La clause de sous-traitance est celle qui aurait compté dans l'affaire Zellis, et elle repose sur un droit que presque personne n'exerce. Le RGPD exige, à l'article 28, paragraphe 2, une autorisation écrite préalable, spécifique ou générale, avant tout recrutement d'un autre sous-traitant et, dans le cas d'une autorisation générale, l'information du responsable de traitement sur tout ajout ou remplacement pour qu'il puisse s'y opposer ; le paragraphe 4 répercute les mêmes obligations en cascade (texte sur le site de la CNIL). Combien de vos contrats exploitent ce droit d'opposition ? Le plus souvent, la liste des sous-traitants ultérieurs est une annexe qu'on ne relit jamais, et sa mise à jour arrive par un courriel que personne ne rapproche de l'inventaire.

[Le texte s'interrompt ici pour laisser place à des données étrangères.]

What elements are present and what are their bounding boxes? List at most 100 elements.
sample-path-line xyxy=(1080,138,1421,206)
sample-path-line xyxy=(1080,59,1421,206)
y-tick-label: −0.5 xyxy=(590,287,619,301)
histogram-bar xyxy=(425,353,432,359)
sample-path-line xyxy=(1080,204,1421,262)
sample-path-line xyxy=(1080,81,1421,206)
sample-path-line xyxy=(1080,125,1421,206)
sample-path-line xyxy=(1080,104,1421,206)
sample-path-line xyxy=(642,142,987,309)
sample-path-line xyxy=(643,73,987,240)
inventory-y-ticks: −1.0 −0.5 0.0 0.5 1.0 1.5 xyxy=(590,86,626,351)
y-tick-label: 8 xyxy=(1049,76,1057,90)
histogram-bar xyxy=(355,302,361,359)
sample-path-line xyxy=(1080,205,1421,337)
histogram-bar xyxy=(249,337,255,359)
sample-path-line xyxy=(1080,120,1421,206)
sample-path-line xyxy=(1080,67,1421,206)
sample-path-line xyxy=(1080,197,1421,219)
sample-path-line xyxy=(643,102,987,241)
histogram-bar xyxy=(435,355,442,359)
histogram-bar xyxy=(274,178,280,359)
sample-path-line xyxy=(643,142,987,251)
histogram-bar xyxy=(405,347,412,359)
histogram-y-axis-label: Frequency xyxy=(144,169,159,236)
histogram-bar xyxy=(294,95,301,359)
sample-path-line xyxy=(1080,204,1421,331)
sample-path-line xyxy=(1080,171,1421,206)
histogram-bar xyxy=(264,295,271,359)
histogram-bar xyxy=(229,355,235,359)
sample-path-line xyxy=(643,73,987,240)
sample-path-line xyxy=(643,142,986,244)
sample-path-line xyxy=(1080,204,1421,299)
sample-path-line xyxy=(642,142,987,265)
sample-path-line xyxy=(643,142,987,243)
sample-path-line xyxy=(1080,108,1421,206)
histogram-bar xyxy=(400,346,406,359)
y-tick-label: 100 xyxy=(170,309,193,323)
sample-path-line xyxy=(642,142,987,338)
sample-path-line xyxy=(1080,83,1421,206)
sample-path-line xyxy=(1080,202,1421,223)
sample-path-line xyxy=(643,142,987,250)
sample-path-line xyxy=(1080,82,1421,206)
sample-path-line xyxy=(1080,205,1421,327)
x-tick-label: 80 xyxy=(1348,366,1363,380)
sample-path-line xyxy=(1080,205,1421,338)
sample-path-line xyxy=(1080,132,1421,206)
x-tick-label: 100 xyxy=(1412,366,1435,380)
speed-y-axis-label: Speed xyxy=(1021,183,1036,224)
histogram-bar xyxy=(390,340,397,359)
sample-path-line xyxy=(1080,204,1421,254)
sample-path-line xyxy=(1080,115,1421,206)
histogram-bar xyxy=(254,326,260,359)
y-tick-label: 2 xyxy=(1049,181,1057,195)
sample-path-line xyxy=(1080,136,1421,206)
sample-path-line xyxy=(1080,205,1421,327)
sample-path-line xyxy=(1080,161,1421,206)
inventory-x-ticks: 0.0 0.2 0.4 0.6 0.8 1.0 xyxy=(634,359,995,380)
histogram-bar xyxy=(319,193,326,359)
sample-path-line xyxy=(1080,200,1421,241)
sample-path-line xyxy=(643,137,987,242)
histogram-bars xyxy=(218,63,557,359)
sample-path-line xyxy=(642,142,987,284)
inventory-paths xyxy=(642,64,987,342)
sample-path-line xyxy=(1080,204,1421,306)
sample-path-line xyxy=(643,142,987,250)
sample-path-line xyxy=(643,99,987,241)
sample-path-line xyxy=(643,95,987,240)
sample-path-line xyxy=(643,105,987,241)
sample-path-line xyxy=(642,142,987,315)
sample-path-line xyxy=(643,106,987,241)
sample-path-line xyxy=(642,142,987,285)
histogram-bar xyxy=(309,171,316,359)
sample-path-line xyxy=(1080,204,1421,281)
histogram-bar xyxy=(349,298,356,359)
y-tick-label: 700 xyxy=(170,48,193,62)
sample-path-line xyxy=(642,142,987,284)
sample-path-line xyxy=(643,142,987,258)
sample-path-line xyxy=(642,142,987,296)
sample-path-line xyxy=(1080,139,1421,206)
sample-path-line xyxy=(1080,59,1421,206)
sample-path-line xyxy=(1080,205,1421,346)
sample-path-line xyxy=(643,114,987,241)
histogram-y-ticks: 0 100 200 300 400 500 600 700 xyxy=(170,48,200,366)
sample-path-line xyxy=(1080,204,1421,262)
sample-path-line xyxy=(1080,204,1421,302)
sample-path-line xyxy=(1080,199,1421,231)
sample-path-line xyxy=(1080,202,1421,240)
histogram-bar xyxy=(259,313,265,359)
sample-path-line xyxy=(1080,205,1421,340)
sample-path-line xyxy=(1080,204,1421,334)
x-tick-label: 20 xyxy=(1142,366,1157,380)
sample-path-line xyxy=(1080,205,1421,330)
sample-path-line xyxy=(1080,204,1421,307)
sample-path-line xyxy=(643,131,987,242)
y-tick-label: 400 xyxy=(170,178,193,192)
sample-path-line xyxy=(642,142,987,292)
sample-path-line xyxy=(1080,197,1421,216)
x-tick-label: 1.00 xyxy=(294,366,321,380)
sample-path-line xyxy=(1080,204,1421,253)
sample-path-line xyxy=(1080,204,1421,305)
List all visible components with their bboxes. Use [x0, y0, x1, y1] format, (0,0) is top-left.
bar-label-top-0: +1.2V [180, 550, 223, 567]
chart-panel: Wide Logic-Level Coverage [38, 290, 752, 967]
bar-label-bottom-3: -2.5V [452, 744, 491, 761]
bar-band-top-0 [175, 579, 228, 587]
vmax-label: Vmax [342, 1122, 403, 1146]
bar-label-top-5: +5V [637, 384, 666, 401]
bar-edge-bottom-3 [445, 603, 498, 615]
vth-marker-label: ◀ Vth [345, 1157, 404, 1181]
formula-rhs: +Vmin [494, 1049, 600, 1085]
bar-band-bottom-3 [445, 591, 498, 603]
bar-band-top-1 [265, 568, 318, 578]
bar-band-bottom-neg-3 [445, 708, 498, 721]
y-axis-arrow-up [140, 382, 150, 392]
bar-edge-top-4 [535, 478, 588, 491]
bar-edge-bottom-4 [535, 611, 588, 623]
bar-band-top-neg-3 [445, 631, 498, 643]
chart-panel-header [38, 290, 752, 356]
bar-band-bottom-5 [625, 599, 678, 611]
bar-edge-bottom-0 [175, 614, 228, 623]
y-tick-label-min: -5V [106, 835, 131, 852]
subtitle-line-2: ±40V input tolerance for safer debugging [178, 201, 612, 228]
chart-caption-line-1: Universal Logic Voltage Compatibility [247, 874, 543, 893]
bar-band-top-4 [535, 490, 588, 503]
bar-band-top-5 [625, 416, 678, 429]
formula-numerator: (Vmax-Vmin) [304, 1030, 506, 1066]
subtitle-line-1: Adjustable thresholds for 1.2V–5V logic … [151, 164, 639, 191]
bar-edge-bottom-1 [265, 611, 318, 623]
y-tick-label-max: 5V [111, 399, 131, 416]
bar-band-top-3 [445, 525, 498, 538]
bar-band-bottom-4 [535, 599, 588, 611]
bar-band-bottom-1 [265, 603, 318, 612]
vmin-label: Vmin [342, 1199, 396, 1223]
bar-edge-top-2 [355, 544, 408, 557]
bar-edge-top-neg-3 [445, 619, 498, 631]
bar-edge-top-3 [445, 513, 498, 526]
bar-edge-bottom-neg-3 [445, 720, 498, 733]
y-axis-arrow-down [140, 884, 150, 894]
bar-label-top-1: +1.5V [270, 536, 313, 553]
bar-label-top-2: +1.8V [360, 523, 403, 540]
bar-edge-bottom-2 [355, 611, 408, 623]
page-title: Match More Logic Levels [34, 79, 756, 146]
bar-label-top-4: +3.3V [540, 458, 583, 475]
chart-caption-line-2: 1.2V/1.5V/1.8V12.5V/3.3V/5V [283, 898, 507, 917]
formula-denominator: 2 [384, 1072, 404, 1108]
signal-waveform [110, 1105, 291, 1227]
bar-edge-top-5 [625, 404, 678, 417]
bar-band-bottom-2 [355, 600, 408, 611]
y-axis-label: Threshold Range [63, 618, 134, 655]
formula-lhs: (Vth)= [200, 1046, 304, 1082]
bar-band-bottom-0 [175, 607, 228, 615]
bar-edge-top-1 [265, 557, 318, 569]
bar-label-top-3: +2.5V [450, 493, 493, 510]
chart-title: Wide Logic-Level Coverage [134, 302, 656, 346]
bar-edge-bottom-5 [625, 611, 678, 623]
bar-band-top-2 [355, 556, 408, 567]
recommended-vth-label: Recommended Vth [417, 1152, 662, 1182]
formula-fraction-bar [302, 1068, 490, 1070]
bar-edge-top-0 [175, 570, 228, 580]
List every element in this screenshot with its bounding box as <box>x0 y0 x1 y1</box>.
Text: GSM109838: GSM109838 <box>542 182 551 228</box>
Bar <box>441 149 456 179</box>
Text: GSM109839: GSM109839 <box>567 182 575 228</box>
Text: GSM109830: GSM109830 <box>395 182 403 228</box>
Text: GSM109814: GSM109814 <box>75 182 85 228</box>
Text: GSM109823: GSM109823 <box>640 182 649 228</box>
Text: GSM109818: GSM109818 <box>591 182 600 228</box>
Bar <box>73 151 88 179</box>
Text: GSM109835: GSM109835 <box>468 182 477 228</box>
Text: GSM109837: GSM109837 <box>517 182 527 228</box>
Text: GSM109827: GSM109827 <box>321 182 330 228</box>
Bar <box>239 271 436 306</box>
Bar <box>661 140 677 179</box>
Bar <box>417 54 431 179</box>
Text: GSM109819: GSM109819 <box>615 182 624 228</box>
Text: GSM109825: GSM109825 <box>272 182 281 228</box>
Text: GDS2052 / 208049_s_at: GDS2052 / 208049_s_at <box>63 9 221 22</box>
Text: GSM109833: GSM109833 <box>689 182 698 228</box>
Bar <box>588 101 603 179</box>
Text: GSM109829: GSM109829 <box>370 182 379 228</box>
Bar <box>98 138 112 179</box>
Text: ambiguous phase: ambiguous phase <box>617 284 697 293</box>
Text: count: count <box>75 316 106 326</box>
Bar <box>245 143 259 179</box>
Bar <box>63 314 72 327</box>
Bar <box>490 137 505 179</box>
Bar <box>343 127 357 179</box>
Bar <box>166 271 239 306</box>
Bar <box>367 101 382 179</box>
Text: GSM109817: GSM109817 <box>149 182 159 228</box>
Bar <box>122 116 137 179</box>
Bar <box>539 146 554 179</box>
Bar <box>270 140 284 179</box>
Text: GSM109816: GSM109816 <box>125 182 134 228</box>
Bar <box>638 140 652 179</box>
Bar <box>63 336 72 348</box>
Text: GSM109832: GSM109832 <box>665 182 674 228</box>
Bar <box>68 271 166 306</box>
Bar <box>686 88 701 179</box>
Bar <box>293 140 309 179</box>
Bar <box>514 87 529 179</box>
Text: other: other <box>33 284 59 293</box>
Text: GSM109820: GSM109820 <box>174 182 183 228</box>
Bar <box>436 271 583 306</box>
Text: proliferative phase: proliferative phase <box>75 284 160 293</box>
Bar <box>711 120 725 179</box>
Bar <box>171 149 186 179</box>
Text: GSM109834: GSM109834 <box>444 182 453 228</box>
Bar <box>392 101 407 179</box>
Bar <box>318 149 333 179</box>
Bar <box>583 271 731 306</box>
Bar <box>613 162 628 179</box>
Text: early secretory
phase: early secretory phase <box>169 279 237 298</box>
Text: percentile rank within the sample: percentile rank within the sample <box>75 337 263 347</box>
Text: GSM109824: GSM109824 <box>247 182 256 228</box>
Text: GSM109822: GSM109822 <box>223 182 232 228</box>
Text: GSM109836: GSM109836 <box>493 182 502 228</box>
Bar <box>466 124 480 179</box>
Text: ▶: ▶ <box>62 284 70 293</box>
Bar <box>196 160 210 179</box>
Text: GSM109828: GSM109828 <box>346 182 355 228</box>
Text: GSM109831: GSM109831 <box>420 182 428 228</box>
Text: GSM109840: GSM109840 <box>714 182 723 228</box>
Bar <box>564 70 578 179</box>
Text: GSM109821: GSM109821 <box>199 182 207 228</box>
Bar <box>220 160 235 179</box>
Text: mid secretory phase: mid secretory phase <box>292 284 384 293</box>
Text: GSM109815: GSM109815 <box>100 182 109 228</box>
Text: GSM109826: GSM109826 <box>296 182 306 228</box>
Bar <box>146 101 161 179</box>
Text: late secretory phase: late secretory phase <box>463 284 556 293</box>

Suivi continu contre questionnaire annuel
Le défaut du questionnaire annuel tient à son rythme. L'organisation d'un fournisseur, ses certifications, ses contrats bougent lentement, et une revue par an les suit correctement. Sa surface exposée change en jours : un sous-domaine part en production, un certificat expire, une interface d'administration s'ouvre pendant une migration, un script tiers apparaît sur le portail que vos clients utilisent. Faire porter les deux par le même cycle annuel revient à être aveugle onze mois sur douze sur la partie qui bouge. Dans l'affaire MOVEit, tout s'est joué en neuf jours.
La méthode qui tient consiste à désynchroniser. Le déclaratif et le contractuel se revoient une fois par an et à chaque événement. L'observable se surveille en continu, avec une alerte quand la surface d'un tiers critique change, et une réévaluation complète déclenchée par un fait précis : incident public chez le fournisseur, rachat, changement d'hébergeur, sous-traitant absent de l'annexe. C'est la logique du module supply chain security de l'EASM own2pwn : on déclare les domaines de ses tiers critiques, l'observation passive tourne toute seule et le changement remonte dans l'interface. Ça ne vaut ni audit du fournisseur ni preuve de conformité, autant le dire tel quel. En revanche, aucune autre source d'information sur lui ne se met à jour sans qu'on ait à la lui demander.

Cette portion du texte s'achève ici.